02 February 2009

This article is excerpted from Abraham Lincoln: A Legacy of Freedom, published by the Bureau of International Information Programs. View the entire book (PDF, 5.48 MB).
By: Eileen Mackevich
Eileen Mackevich is executive director of the Abraham Lincoln Bicentennial Commission. She is the co-founder of the Chicago Humanities Festival and was its president from 1989 to 2005. She has been a broadcast journalist at the Chicago affiliate of National Public Radio and was deputy director of the Illinois Humanities Council.
Among history’s heroes, Abraham Lincoln stands out as THE American original. Born to unaspiring parents on the hard-scrabble frontier, his meteoric rise was never less than inspiring. Lincoln continued to grow and remake himself anew throughout his lifetime. Even 200 years later, we seek his guidance. In truth, we can do no better than to emulate our 16th president: a man of dogged, so very American, ambition, but also one whose resolve was always tempered by an unswerving determination never to compromise his personal integrity.
Never boring, our Lincoln. He is a simple man, a complex man, a roustabout, a jokester, a recluse, a man of action, a visionary. Just when we think we understand him, he eludes us. He is not a man to be pigeon-holed. There is a Lincoln for all seasons and all reasons.
Scholars find rich soil in Lincoln’s many manifestations. They debate the substance of his life and the larger meaning of his tragic death. How did his views on race evolve? Why did he move so cautiously on emancipation? Was he moved only by the imperative of battlefield success and the consequent need to gather support from abroad? When did he embrace the idea of full citizenship for the former slaves? Would his Reconstruction plan have successfully reunited North and South while ensuring the former slaves their full legal equality?

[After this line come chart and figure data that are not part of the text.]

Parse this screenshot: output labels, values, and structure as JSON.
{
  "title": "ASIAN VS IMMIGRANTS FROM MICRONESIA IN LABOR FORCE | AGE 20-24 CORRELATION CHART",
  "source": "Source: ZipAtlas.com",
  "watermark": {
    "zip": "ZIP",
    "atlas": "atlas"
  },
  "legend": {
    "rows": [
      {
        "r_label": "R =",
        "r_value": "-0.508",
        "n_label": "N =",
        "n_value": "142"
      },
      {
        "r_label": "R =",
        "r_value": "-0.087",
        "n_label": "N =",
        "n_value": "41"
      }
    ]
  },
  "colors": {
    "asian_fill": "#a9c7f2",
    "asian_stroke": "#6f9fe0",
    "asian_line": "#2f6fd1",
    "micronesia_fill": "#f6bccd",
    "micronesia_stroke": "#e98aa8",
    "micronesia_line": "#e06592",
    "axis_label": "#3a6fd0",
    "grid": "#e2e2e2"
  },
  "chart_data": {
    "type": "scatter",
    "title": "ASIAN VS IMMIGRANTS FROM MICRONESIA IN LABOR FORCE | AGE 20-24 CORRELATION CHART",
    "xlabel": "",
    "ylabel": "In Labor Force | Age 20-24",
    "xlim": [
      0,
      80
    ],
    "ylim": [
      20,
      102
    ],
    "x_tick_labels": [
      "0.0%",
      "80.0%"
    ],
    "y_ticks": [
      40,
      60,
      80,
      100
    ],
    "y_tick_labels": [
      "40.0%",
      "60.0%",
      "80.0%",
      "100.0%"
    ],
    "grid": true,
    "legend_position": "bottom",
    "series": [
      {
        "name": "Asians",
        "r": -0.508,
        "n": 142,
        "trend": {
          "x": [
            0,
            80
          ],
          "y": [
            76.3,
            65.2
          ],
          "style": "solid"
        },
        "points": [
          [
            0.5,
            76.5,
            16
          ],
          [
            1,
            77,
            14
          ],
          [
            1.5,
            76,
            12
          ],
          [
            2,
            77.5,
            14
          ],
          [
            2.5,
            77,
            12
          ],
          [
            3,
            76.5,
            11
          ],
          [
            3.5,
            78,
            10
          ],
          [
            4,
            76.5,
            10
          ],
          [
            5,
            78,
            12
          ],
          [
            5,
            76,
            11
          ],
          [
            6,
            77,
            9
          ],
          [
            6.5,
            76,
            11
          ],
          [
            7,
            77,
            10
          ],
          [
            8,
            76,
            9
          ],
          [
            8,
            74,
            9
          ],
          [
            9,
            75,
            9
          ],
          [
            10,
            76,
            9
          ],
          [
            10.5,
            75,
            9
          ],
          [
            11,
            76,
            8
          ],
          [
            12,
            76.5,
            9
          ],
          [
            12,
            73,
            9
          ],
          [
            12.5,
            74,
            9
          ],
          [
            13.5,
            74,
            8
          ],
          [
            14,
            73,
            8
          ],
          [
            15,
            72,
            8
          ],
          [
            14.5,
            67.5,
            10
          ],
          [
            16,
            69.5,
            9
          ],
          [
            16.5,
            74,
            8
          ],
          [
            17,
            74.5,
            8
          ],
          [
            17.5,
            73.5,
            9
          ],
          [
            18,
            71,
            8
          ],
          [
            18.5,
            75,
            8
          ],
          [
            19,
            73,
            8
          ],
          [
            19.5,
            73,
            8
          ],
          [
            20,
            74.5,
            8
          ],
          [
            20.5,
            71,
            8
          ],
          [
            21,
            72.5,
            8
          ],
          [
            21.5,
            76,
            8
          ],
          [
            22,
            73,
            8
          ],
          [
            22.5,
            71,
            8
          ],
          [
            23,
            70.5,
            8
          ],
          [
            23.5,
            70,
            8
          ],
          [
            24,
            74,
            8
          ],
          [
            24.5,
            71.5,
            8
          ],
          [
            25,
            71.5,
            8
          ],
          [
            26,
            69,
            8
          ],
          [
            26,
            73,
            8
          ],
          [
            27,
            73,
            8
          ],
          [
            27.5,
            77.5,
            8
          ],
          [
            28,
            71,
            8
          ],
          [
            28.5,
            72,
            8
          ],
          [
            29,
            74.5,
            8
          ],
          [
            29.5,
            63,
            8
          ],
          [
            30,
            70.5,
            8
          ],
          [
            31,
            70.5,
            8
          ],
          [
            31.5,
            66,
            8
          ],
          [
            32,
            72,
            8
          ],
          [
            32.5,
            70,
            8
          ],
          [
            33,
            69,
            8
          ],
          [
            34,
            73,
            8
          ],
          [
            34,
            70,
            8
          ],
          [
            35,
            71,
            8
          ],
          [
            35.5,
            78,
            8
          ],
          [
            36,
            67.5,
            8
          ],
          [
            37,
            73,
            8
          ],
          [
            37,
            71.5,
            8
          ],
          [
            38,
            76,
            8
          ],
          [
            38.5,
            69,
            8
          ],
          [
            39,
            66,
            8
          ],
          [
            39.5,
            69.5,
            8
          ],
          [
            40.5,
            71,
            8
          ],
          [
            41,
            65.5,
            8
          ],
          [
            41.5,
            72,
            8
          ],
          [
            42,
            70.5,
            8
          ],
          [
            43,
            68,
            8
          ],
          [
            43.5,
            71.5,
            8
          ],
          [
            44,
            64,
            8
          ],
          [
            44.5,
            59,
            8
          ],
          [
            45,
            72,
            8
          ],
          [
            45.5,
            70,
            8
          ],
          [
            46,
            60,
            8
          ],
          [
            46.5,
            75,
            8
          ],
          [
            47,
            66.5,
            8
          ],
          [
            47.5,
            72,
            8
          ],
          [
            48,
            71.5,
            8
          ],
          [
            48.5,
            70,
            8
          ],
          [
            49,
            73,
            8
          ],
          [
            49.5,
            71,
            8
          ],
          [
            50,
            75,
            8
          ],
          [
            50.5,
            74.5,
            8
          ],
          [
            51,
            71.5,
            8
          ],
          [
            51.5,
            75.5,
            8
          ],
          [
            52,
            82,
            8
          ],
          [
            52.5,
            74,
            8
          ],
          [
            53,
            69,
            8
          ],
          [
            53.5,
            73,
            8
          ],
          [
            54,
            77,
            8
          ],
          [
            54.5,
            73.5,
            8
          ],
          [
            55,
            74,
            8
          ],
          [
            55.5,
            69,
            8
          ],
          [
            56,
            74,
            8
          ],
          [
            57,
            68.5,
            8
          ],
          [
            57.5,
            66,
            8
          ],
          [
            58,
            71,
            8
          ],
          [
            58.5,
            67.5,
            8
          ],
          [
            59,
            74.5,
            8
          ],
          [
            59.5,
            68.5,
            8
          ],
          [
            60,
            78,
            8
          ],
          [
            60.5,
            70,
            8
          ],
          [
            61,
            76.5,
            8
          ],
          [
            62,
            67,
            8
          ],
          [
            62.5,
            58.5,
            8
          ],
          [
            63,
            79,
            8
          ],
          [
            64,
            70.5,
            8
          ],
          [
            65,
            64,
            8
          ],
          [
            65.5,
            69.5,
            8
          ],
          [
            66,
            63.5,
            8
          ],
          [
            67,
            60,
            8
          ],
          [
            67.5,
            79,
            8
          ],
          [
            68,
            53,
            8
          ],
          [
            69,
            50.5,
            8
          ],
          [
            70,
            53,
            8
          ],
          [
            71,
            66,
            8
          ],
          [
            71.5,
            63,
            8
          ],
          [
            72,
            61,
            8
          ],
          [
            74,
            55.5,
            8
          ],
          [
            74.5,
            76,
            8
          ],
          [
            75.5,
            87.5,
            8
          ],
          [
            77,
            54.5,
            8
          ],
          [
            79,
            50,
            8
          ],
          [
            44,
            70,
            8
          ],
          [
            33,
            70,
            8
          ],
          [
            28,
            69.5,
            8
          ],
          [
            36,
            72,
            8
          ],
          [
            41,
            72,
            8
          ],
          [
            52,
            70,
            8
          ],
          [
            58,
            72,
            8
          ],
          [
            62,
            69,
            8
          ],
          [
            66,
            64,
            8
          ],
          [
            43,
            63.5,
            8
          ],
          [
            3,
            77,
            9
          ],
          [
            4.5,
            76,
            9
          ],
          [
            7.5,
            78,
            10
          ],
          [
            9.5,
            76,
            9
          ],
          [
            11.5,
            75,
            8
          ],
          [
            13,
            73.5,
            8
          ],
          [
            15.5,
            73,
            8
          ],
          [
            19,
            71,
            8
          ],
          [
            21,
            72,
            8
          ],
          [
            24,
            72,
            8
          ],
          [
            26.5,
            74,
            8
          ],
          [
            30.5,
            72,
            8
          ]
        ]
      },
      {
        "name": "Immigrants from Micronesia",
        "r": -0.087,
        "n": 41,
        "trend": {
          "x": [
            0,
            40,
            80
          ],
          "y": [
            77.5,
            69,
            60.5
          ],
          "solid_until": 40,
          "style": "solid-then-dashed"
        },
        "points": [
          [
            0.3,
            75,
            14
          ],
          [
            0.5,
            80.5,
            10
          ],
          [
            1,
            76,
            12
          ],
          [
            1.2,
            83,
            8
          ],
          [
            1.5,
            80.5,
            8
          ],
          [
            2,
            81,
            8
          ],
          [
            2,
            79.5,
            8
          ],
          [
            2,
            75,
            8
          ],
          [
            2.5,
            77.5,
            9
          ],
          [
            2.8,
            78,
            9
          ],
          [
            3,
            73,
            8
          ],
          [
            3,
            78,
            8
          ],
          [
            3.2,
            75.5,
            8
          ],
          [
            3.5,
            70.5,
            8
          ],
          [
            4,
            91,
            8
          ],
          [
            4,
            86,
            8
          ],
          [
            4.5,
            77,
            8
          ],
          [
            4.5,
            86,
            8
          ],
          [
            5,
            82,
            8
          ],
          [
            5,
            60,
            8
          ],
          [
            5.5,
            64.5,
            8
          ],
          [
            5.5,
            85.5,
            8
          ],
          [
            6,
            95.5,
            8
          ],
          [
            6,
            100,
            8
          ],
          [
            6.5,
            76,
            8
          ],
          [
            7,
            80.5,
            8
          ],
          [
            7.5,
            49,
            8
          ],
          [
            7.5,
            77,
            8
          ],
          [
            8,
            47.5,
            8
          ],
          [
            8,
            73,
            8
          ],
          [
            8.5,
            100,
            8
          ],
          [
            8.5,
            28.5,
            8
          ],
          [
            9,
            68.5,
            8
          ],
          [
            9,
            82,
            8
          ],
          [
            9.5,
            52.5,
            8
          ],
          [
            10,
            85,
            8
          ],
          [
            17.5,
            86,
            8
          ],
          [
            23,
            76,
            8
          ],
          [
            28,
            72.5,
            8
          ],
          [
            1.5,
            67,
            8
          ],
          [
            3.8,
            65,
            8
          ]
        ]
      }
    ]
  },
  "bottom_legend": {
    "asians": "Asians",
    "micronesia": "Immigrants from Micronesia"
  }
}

Only Lincoln could have steered us from the tragic course of race relations that followed his death. As John Hope Franklin, the African-American scholar often called the dean of American historians, put it, “Of all the American presidents, only Lincoln stayed up nights worried about the fate of my people.”
While Lincoln today enjoys the near-universal esteem of his countrymen, during his lifetime he was hardly a man for all seasons and all reasons. Many southerners and abolitionists disliked him. Frederick Douglass, the former slave turned abolitionist author, editor, and political reformer (also the most admired man in England), faulted Lincoln for failing to act swiftly on emancipation. Douglass felt that Lincoln was too solicitous of the slave-holding border states that refrained from joining the southern rebellion. Only later did Douglass perceive Lincoln’s political artistry: The president, he came to understand, was a masterfully pragmatic politician who knew just how fast and how far he could push the American people toward abolition.
Ever anxious to learn, Lincoln invited outspoken people to the White House. He respected their honesty. Douglass was one. Another was Anna Dickinson, a Quaker activist abolitionist, women’s rights advocate, and intense Lincoln admirer. But she turned against Lincoln because he would not support her charge of treason against the pompous, politically scheming General George B. McClellan. Lincoln listened respectfully to Americans of different stripes, from Negro abolitionists to Quaker activists, to the talented, high-powered individuals he included in his cabinet, to his political rivals — but the important decisions always were Lincoln’s alone. As a leader, Lincoln moved deliberately, always testing the prevailing political winds. He changed his mind often. He was, in the modern jargon of the distinguished historian James Horton, the ultimate “flip-flopper.” But the great social scientist W.E.B. Du Bois may have reached the essential truth when he called Lincoln “big enough to be inconsistent.”
My great attraction to Lincoln rests on his nobility of character, his “self-making” in the larger 19th-century sense described by historian John Stauffer. Because his thought was deeply grounded in a belief in equality and in the ideals of freedom, we can imagine all things from Lincoln. He might have solved the race problem; he might have extended female suffrage. He is, more than any other, the American hero.
On a sunny spring day shortly before his assassination, Abraham and his wife, Mary Todd Lincoln, took a carriage ride. The war was over. Optimism reigned. Abe contemplated the future. After his presidency, Lincoln told his wife, he hoped they would travel to Europe and beyond. That was not to be. But in the larger sense, Abraham Lincoln has traveled the world — his belief that the common man can make himself anew is inspiration enough for us all.